Şu anda böyle bir darbe karşısında neredeyse savunmasız durumdayız. Tabii ki, Rusya Federasyonu'nda "Çevre" olarak bilinen bir çift yedeklilik sistemi var ve çalışıyor. Her koşulda düşmana karşı misilleme amaçlı bir nükleer saldırı olasılığını garanti eder. Amerika Birleşik Devletleri'nde "Ölü El" olarak adlandırılması tesadüf değildir. Sistem, Rus stratejik nükleer kuvvetlerinin iletişim hatları ve komuta noktaları tamamen yok edilse bile balistik füzelerin fırlatılmasını sağlayabilecek. ABD yine misilleme ile vurulacak. Aynı zamanda, "Çevre"nin varlığı, "anında küresel nükleer olmayan saldırıya" karşı savunmasızlığımız sorununu çözmez.

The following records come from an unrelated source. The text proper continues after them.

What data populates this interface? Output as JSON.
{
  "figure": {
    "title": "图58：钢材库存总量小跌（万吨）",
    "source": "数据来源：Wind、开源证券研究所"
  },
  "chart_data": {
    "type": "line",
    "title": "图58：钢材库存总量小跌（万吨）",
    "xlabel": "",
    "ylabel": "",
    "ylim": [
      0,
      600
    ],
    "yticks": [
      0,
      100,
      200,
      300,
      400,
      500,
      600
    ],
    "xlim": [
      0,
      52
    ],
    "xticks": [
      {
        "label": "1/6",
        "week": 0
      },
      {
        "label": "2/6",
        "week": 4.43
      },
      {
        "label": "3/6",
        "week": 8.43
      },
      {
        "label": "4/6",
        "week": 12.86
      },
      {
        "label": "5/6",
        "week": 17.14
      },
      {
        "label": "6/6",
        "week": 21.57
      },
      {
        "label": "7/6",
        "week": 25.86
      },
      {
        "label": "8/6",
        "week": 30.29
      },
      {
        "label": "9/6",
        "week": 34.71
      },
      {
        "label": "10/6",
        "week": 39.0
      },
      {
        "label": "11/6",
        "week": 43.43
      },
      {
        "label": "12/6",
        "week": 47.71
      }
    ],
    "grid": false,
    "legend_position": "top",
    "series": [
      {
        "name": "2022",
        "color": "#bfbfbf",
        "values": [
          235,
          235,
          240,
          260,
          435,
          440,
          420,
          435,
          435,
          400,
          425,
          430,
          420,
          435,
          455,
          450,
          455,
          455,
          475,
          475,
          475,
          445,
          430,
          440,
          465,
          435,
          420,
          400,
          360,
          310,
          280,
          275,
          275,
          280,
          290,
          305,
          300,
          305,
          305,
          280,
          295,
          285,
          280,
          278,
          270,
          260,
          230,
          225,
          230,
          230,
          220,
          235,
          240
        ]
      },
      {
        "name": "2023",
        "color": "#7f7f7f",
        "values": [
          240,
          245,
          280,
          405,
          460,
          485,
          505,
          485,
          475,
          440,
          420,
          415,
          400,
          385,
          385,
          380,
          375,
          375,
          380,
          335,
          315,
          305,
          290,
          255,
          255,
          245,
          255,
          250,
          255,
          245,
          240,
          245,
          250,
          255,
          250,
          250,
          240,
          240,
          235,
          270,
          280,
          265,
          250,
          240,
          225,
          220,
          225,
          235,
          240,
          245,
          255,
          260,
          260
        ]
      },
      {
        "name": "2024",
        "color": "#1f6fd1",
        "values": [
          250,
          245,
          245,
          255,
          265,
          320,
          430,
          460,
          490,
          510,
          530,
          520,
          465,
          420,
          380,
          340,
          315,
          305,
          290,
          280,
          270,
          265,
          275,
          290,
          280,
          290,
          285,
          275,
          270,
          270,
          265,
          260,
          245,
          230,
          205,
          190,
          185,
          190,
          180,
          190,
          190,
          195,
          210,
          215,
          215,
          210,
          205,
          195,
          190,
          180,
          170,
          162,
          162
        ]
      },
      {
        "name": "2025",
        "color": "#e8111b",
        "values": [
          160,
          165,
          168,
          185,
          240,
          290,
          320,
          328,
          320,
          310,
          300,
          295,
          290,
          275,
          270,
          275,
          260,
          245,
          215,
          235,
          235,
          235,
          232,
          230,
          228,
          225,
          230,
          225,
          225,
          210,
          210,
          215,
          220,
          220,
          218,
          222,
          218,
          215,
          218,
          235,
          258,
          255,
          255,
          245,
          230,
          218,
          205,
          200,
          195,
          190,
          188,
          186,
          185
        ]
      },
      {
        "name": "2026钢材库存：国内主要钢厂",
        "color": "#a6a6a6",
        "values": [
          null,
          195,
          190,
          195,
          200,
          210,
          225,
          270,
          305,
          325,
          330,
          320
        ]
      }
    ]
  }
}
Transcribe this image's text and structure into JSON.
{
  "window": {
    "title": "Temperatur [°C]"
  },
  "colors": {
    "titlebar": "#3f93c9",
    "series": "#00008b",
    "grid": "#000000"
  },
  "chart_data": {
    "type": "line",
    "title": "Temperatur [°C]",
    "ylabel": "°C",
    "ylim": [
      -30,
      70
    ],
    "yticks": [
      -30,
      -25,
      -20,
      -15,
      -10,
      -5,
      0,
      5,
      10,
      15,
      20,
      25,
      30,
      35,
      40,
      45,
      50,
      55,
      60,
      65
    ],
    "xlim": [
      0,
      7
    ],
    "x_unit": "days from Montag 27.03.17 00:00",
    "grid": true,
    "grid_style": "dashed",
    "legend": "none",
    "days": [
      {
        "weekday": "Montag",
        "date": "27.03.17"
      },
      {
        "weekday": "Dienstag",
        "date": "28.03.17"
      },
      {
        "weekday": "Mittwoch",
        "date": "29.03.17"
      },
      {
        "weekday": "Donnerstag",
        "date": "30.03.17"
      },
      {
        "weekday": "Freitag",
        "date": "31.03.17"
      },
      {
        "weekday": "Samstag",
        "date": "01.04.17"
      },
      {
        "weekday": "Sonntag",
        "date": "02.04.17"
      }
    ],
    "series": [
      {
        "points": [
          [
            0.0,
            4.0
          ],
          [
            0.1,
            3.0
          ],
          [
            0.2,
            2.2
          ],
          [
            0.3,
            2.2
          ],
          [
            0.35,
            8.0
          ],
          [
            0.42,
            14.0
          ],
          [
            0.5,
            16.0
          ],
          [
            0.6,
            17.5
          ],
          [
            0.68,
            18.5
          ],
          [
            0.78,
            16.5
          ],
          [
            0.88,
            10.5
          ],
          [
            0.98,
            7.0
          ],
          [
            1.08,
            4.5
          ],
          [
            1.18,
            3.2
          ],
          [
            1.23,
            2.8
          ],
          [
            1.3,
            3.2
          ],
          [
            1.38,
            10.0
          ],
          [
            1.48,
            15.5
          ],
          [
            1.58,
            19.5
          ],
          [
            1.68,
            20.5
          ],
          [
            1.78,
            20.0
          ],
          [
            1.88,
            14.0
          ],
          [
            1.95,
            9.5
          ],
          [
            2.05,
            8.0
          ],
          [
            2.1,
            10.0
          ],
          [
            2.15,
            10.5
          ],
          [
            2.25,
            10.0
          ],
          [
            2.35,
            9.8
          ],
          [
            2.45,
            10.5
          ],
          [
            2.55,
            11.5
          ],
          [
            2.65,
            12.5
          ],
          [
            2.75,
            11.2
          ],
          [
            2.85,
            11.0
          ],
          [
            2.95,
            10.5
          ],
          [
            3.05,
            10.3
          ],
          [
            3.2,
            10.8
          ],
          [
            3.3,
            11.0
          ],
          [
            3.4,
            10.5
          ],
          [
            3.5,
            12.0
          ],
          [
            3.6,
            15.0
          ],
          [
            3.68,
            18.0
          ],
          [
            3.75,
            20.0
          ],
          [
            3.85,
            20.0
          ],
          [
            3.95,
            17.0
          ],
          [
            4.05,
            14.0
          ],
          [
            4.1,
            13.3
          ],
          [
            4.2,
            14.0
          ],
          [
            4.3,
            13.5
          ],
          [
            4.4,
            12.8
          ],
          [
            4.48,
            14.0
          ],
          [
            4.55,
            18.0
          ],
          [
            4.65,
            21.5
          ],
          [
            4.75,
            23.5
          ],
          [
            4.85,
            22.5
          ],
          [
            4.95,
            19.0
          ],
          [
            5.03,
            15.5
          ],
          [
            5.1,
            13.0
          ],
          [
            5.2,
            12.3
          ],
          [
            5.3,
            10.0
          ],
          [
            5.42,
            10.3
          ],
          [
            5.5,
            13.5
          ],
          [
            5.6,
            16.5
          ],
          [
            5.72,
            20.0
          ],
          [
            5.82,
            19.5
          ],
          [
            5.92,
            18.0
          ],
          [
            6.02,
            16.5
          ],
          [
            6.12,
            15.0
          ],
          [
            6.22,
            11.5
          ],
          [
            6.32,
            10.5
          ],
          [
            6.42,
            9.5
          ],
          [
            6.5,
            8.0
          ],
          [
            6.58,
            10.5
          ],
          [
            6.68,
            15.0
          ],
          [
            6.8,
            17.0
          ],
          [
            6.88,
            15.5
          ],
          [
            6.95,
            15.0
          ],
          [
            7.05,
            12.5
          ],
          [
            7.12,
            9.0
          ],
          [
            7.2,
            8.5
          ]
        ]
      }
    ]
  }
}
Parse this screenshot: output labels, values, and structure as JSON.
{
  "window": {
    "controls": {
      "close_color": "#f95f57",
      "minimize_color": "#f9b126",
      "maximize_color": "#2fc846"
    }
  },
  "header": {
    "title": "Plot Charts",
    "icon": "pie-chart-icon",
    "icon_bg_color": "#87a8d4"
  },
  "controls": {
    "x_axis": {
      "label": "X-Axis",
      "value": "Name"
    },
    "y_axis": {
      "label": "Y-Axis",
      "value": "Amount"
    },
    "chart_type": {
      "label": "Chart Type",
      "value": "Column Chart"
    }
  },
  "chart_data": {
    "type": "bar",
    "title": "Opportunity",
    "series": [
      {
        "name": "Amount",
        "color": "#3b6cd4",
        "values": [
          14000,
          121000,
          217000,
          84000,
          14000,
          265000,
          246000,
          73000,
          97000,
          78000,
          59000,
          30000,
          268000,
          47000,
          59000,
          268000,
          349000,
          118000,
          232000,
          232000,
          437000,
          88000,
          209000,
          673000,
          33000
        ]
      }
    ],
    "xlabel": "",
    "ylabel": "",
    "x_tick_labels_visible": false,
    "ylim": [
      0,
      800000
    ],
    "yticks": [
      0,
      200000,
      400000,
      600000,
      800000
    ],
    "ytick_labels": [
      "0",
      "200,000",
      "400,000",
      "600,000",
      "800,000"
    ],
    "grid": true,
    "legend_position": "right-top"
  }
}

Bu bağlamda, Amerikalıların böyle bir kavram üzerindeki çalışmaları elbette endişe yaratıyor. Ama Amerikalılar intihar değil: Rusya'nın yanıt verme olasılığının en az yüzde on olduğunu anladıklarında, "küresel grevleri" gerçekleşmeyecek. Ve ülkemiz buna ancak nükleer silahlarla cevap verebilir. Bu nedenle, gerekli tüm karşı önlemlerin alınması gereklidir. Rusya, Amerikan seyir füzelerinin fırlatıldığını görebilmeli ve nükleer bir savaşı serbest bırakmadan geleneksel caydırıcılık araçlarıyla buna yeterince yanıt verebilmelidir. Ancak şu ana kadar Rusya'nın böyle bir fonu yok. Devam eden ekonomik kriz ve silahlı kuvvetlere ayrılan fonların azalması bağlamında, ülke birçok şeyden tasarruf edebilir, ancak nükleer caydırıcı güçlerimizden değil. Güvenlik sistemimizde onlara mutlak öncelik verilir.